It’s so easy to tell when a design has been put through a committee instead of having one person in charge of a design. In all of my experience in designing by committee the focus seems to get lost. Everybody feels they have to have input and a piece of the design. Let’s face it, we all think differently. The designer may have a great idea but it can get messed up by a committee of people with different ideas.
A perfect example of “Design by committee” is the recent redesign of the Vancouver Canucks’ uniforms. It looks as though it started out as a good idea but went sideways before it was completed. They got some things right and somethings terribly wrong.
Here is what I think the conversation sounded like when the committee got together to decide what to do…
Member #1: “We really should go back to the vintage color style of the uniforms. Everybody seems to love the blue/green/white by looking at our jersey sales. The vintage jerseys are outselling our current version. Plus, the color represents the west coast so much better.”
Committee Head: “I like the color, but we can’t get rid of the constipated whale logo. Even though an Orca in need of a laxative has nothing to do with a Canuck, we have to keep it. The ownership group is Orca Bay so we have to keep it.”
Member #1: “But the color of the whale logo is all wrong for the vintage color scheme. It just won’t work.”
Committee Head: “How about we change the color of the constipated whale so it’s just blue, black and white? I know it will look all washed out but it will work, I think.”
Member #3: “Wait! We should put the vintage logo on the jersey and get rid of the whale.”
Committee Head: “We absolutely cannot get rid of the whale. Corporate will not go for that even though our fans like the vintage logo so much better.”
Member #3: “Then we should put the vintage logo on each shoulder. There’s lots of room on the jerseys for us to clutter it up.”
Committee Head: “Good idea. We wouldn’t want to have a focussed logo so let’s have two.”
Member #4: “With the Olympics coming in 2010 we’re going to have a lot of tourists visiting Vancouver. We really need to put “Vancouver” somewhere on the jerseys so all of these people can buy our hockey jersey and say ‘We’ve been in Vancouver.’ ”

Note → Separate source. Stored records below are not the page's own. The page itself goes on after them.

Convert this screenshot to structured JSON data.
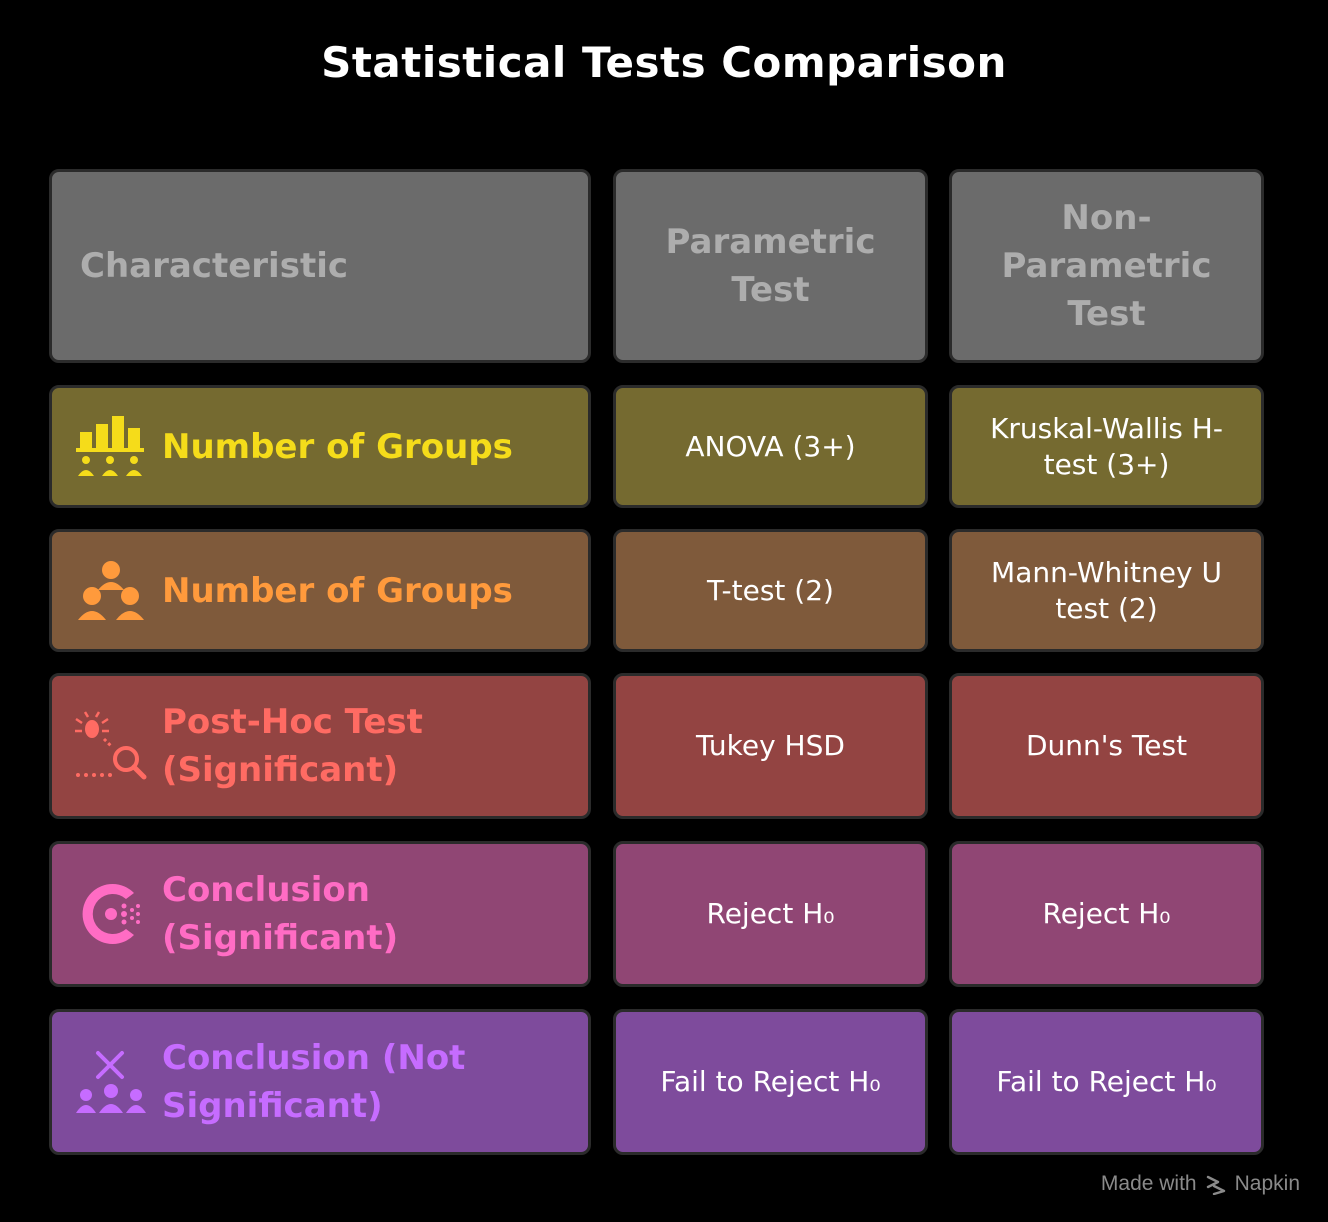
{
  "title": "Statistical Tests Comparison",
  "header": {
    "characteristic": "Characteristic",
    "parametric": "Parametric Test",
    "non_parametric": "Non-Parametric Test"
  },
  "header_color": "#6b6b6b",
  "rows": [
    {
      "label": "Number of Groups",
      "icon": "bar-chart-people-icon",
      "parametric": "ANOVA (3+)",
      "non_parametric": "Kruskal-Wallis H-test (3+)",
      "bg_color": "#756a30",
      "accent_color": "#f5dc1a"
    },
    {
      "label": "Number of Groups",
      "icon": "three-people-icon",
      "parametric": "T-test (2)",
      "non_parametric": "Mann-Whitney U test (2)",
      "bg_color": "#7f5a3b",
      "accent_color": "#ff9a3c"
    },
    {
      "label": "Post-Hoc Test (Significant)",
      "icon": "bug-magnifier-icon",
      "parametric": "Tukey HSD",
      "non_parametric": "Dunn's Test",
      "bg_color": "#934442",
      "accent_color": "#ff6b63"
    },
    {
      "label": "Conclusion (Significant)",
      "icon": "target-dots-icon",
      "parametric": "Reject H₀",
      "non_parametric": "Reject H₀",
      "bg_color": "#904674",
      "accent_color": "#ff6cc4"
    },
    {
      "label": "Conclusion (Not Significant)",
      "icon": "x-people-icon",
      "parametric": "Fail to Reject H₀",
      "non_parametric": "Fail to Reject H₀",
      "bg_color": "#7e4b9c",
      "accent_color": "#c66cff"
    }
  ],
  "footer": {
    "made_with": "Made with",
    "brand": "Napkin",
    "brand_icon": "napkin-logo-icon"
  }
}
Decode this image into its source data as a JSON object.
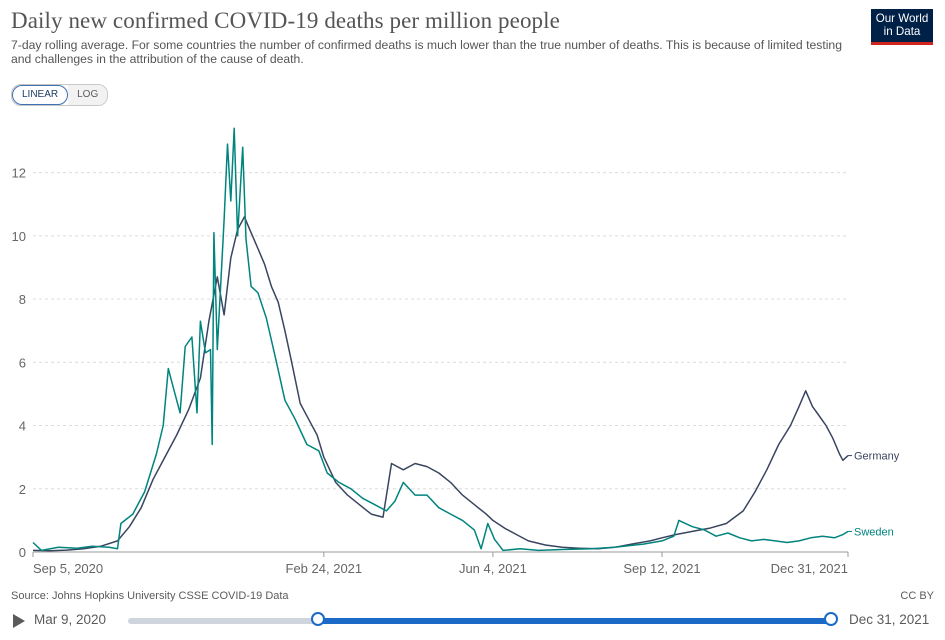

Committee Head: “That’s a fantastic idea. What a great way to add more clutter. Plus, our fans are so dumb they probably don’t know they live in Vancouver. How smart can they be when they liked the vintage jerseys instead of the version we’ve had for the past ten years that we spent so much money on designing? Decision made. Meeting adjourned.”
All of this is a perfect example of a ‘kludge’ (or alternatively ‘kluge’) which is defined by the Oxford English Dictionary as:
“An ill-assorted collection of poorly matching parts, forming a distressing whole.”
By the way, this redesign cost the team $1 million.